Well, I’ve really been slacking at the blogging lately, so this entry might be kind of long.
On the 6th of December (not last Friday, but the one before) my wife’s great grandmother passed away. It was rather quick, and seemed pretty painless, so that part is good. A lot of people don’t quite understand the relationship involved with their family though. She was more like a grandmother than a great grandmother. Their entire family is really close, and so it was really hard to see her pass away. It was a little easier than last year, when her husband passed away, and much quicker, so there was a little comfort in that. There was a rosary held that Sunday, and the funeral was on Monday morning. There was a mass held for her, as she was Catholic, and it was a really beautiful service. The spirit of God truly was there, and gave me great comfort in knowing she is in Heaven with her husband now, enjoying the eternal life that is simply unimaginably full of happiness and joy.
I also found out that my dad (well, stepdad, but more of a father than my natural father) was officially diagnosed with lung cancer for the second time, and has been given a 40-60% chance of survival for one year. Make it five years and the percentage drops to 5%. That was really hard to hear, and is still slowly sinking in, even though I heard about it around a week ago.

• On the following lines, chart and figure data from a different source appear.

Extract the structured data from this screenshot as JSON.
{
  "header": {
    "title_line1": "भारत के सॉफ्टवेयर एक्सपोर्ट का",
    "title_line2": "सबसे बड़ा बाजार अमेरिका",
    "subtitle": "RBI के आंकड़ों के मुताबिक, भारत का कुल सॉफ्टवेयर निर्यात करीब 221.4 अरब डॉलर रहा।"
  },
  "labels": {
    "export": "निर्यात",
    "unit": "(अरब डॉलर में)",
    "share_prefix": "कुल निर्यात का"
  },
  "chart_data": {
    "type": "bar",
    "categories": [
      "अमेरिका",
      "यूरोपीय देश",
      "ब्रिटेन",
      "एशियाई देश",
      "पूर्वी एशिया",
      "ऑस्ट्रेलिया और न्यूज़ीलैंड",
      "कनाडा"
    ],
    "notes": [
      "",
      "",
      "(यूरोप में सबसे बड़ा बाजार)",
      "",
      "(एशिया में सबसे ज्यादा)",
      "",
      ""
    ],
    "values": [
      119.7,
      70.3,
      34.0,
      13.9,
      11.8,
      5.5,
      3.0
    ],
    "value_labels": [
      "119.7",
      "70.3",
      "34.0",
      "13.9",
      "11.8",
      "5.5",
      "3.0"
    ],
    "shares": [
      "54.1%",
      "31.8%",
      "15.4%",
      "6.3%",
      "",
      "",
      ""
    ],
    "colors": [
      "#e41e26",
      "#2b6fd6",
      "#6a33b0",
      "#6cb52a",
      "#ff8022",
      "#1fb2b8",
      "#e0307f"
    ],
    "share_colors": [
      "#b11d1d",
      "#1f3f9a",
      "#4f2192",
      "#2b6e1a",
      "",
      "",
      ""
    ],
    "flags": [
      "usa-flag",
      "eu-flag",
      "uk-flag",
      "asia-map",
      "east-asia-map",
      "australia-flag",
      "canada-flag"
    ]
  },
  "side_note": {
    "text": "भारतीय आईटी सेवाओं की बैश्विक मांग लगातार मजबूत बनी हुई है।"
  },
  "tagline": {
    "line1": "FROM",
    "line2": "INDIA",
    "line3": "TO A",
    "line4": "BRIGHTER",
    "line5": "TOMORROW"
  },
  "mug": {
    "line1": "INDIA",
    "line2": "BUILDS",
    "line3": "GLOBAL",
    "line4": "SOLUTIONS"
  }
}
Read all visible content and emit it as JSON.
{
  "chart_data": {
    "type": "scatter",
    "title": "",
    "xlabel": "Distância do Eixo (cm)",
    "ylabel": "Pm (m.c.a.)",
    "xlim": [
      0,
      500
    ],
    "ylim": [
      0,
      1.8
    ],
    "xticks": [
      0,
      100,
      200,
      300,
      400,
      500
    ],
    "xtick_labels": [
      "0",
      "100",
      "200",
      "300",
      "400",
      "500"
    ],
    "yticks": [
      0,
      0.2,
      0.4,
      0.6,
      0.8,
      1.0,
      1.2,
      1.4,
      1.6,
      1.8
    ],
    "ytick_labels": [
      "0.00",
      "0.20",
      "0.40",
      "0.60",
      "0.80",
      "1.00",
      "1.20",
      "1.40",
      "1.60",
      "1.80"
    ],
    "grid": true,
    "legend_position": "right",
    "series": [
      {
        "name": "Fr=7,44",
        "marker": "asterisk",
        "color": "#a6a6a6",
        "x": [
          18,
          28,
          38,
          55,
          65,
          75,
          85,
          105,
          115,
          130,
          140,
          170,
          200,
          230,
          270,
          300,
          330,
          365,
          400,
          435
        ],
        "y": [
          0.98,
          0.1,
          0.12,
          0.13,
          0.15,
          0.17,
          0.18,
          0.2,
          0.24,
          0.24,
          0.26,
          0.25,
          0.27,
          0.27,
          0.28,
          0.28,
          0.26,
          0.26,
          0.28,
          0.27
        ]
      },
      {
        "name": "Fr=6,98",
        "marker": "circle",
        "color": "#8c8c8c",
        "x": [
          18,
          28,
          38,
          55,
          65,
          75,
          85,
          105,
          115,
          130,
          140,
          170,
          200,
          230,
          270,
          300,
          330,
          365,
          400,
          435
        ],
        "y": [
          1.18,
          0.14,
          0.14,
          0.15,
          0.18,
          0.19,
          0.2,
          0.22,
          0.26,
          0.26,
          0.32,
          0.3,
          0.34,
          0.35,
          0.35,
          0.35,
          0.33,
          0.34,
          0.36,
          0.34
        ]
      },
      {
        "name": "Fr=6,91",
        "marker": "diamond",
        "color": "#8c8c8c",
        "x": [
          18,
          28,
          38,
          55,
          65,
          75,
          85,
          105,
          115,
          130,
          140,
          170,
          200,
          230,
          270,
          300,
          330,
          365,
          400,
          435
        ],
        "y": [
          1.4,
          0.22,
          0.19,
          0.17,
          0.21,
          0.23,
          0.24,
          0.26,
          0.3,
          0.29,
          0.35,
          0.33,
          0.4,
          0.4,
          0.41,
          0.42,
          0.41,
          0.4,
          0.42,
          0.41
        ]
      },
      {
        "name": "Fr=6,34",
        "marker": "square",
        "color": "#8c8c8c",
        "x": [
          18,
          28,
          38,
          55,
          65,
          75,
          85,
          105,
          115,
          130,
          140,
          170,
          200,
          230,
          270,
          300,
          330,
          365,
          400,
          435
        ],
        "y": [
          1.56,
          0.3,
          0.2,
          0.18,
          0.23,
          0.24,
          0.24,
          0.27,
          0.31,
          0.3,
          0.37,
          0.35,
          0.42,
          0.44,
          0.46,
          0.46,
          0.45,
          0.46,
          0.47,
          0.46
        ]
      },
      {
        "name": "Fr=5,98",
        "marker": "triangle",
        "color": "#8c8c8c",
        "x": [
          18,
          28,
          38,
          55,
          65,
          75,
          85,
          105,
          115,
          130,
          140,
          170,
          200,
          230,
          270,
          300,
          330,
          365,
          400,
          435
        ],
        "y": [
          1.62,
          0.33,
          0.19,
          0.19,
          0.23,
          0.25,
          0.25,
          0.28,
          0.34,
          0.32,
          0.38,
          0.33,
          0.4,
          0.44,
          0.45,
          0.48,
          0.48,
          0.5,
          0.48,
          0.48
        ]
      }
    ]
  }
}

I’ve been somewhat down, which is rare for me during this time of year. Of course, considering the circumstances in life lately, it’s quite understandable. My mom and dad are coming over to dinner tonight, which is wonderful to me. Even though we’ve been living in our current apartment for just over a year, my dad has never been up to see it. He has other issues aside from the cancer that make it hard for him to go places much, combined with a bit of depression, and as such has not ever made it over. Having him come over makes not just me happy, but my mom too. She’s been over a few times, and has tried to get him over to our place before, but it’s never happened. Something tends to change at the last moment, and I guess that’s a possibility tonight too, but I have good feelings about it.
I think my gout has spread to other places aside from my foot. My left knee hurts like crazy, especially when I bend it. I stayed home from work yesterday to work on my home PC, because I have a way to put my leg up and keep the knee from bending. I don’t have that same luxury at work, and as such my knee is hurting like crazy now. My right second toe (not the big toe, it’s neighbor) has started hurting today, so walking sucks. However, I have much walking to do today, so that’s going to be a real joy.
I have to go turn in my application to be a tutor today, since I’m losing my job at the end of the week. Being laid off is no fun. The tutor thing looks to be a sure thing, and it’ll basically be sitting in the library waiting for people to show up for help, getting paid $8/hour, so that’s not bad at all, plus I get some sort of official National Tutor certification, which will look good on my résumé.
I used to play this game called Legends of Terris, and even host a website for a friend related to the game. The group I used to be listed under, the Druids, is now having elections for a new GuildMaster, and of the two people up for election, both have been in the spot. One is a great candidate, and the other is arguably the worst person to have ever held the spot in the past, so that got me a bit riled up and I posted a very strong thought over on the message boards, which has stirred up some people. I am mentioning it here simply because it is a frustrating thing to me, and since this blog entry has turned into somewhat of a rant, I may as well add to it.
This is a very uncommon style of entry for me, and if it seems like I’m just venting, I don’t really mean to. In Rebecca Blood’s book, she says not to post in anger, and I feel like I’m posting more in depression and/or frustration than anger, so I don’t feel too bad about it. I’m just feeling somewhat down, and writing out this rather large blog entry is a helpful means of releasing some of that frustration in a more creative format.
To my friends who are reading this, I appreciate that you take the time to see what I have to say. Without my friends, both offline and online, my life would be much sadder. Thanks for being there to talk to me and to listen to me go on and on about life’s frustrations.